Dunia bergerak ke arah perbaikan tata kelola yang baik. Korupsi tak bisa langgeng, ia makin hari makin tergerus. Bayangkan suatu saat kelak generasi anak- anak kita hidup di era baru dan bertanya: ‘Ayah, Ibu, di zaman politik Indonesia masih penuh korupsi, apakah Ayah dan Ibu ikut korupsi, atau diam, atau ikut melawan?’
Saat itulah pilihan sejarah tadi menemukan jawabnya: jika hari ini Anda mau berbuat, mau terlibat, sekurang-kurangnya Anda bisa menjawab dengan rasa bangga. ‘Ayahmu, Ibumu, tidak membiarkan dan tak pernah jadi bagian yang membuat republik ini keropos. Di saat orang berduit membayar dukungan, Ayahmu, Ibumu, tak menjual dukungan. Ayah dan Ibumu membantu orang-orang baik dengan tanpa dibayar. Harga diri Ayah dan Ibumu tidak bisa dirupiahkan!.’” (Tulisan Anies di Kompas edisi 16, 01, 2014).

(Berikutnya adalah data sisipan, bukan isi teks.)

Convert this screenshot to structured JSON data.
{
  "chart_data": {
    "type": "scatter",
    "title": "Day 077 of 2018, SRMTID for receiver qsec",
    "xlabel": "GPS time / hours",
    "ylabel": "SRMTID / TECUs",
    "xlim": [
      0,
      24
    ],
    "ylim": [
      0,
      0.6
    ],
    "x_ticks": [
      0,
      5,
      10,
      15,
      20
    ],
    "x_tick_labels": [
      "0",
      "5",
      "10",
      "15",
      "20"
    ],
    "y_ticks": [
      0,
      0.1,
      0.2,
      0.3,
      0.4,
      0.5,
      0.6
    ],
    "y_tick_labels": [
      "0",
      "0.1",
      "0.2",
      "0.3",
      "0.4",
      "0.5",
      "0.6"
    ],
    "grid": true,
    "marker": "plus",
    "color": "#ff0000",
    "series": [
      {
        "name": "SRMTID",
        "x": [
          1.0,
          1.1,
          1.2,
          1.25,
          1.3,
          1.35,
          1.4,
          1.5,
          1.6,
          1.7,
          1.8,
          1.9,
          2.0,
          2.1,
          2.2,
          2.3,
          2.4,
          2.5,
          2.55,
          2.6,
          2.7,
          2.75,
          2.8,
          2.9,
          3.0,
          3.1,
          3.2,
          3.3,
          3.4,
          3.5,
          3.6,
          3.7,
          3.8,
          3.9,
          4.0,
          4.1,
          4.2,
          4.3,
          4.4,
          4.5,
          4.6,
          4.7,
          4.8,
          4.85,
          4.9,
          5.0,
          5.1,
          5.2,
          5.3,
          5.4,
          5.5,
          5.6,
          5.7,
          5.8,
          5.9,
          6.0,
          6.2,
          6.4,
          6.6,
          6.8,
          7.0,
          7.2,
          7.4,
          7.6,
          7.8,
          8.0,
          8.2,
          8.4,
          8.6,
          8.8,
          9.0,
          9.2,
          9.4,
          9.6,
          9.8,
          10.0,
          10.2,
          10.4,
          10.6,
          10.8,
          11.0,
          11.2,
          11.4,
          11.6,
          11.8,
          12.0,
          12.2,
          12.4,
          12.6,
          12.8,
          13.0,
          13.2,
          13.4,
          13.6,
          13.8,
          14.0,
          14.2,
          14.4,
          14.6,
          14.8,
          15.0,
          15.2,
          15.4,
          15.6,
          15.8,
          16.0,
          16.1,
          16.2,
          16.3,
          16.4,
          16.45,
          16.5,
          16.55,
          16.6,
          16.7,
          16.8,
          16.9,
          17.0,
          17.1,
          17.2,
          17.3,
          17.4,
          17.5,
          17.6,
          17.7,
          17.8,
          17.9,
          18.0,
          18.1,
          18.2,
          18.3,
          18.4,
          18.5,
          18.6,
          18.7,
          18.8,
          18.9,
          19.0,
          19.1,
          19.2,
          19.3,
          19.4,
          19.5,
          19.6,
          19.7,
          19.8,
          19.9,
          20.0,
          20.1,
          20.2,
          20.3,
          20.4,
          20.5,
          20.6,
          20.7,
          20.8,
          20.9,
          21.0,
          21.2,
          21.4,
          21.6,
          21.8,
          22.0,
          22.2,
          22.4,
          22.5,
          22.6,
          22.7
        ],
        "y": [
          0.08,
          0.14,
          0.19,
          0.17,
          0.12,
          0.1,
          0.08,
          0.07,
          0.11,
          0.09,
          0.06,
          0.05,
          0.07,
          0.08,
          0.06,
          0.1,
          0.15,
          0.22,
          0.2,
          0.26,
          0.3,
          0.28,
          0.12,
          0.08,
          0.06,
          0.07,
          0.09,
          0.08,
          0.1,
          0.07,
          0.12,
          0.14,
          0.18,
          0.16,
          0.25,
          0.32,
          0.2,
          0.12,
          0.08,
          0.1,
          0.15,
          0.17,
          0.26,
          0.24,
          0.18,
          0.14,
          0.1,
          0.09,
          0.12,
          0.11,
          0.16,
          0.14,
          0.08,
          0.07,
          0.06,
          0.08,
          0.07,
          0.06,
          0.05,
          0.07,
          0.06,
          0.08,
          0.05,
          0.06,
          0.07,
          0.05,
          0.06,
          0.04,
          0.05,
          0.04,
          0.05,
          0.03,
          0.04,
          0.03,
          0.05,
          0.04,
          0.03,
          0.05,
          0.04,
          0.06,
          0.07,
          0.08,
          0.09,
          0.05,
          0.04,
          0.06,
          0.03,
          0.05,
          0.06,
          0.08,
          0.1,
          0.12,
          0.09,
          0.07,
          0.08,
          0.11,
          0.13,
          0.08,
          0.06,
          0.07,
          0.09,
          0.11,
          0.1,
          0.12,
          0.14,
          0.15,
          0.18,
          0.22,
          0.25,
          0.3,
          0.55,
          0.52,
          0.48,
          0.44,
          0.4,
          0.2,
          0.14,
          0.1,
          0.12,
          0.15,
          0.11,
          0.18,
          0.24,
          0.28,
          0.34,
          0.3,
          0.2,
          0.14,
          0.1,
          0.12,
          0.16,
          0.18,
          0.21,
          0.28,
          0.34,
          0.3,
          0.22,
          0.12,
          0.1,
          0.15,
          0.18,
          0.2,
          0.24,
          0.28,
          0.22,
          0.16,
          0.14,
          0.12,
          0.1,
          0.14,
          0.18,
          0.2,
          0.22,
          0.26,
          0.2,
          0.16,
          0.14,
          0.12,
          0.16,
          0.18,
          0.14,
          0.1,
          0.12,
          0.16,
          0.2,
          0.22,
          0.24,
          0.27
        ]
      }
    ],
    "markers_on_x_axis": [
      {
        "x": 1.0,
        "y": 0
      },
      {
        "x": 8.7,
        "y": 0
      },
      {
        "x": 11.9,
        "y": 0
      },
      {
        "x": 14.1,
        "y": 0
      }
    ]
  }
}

Retorika Anies berhasil membuat orang-orang tergerak untuk membantunya dalam kontestasi Pemilu. Mengingat, pasangan Amin adalah paslon dengan resource finansial paling sedikit (baca: paling miskin), banyak pendukung Anies yang tergerak untuk menyumbangkan dana, waktu, dan tenaganya agar semangat perubahan Anies dapat dieksekusi di atas tanah bumi pertiwi. Hal ini tampak kontras dengan sebagian “relawan” lain yang hanya mau membantu upaya pemenangan kandidat apabila mendapat asupan dana.
Merenungi Sihir Retorika Anies
Berkat Anies, banyak orang yang mulai mengkaji ulang ungkapan “pintar ngomong = enggak bisa kerja”. Kemampuan retorika tidak berlawanan dengan kemampuan bekerja. Orang-orang dengan retorika yang bagus justru telah menyelesaikan banyak hal dalam pikiran mereka. Kemampuan ini akan sangat berguna untuk bekerja dalam level manajerial, misalnya sebagai Presiden.

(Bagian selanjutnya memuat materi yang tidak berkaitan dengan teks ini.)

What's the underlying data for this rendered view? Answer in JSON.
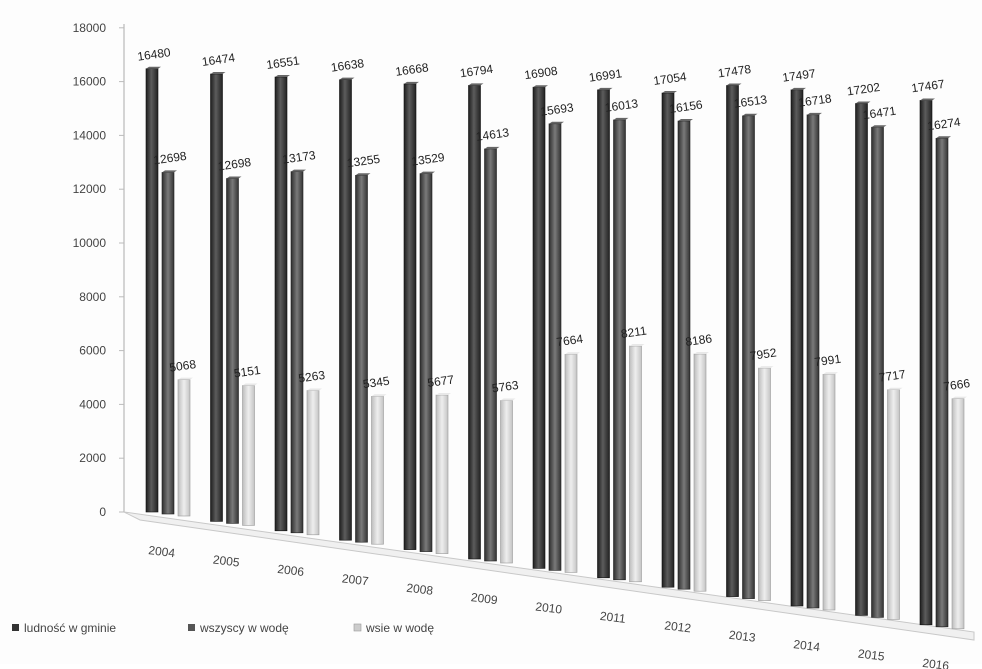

Berdasarkan seluruh agenda kampanye yang Anies lakukan, publik juga semakin sadar akan betapa kronisnya kondisi negara kita hari ini, Anies semakin dikenal, dan semangat menatap perubahan kian mengental. Tentu, ini bukan hasil dari jerih payah Anies seorang. Ada andil keluarga, kolega, tim, dan pendukung tulus di belakangnya yang senantiasa menginfakkan dana, waktu, tenaga, dan pikirannya demi memenangkan Anies. Lalu mengapa Anies sedemikian berharga? Mantra apa yang dia gunakan untuk mempertahankan sihir magis yang melekat pada khalayak?
Anies berharga bukan hanya karena apa yang dia ucapkan, Anies berharga bukan karena apa yang dia kerjakan. Tapi Anies berharga karena mau mendengar keluhan kita. Anies berharga karena mau bergumul di tengah-tengah buruh, ojol, pendidik, perawat, perempuan, masyarakat adat, peternak, nelayan, petani, ekstrimis, radikalis, liberalis, nasionalis dan berbagai golongan lain dari tanah air Indonesia.
Itulah kedigdayaan sihir Anies. Apa yang mereka pikir omon-omon belaka, kini tumbuh menjadi gerakan massa.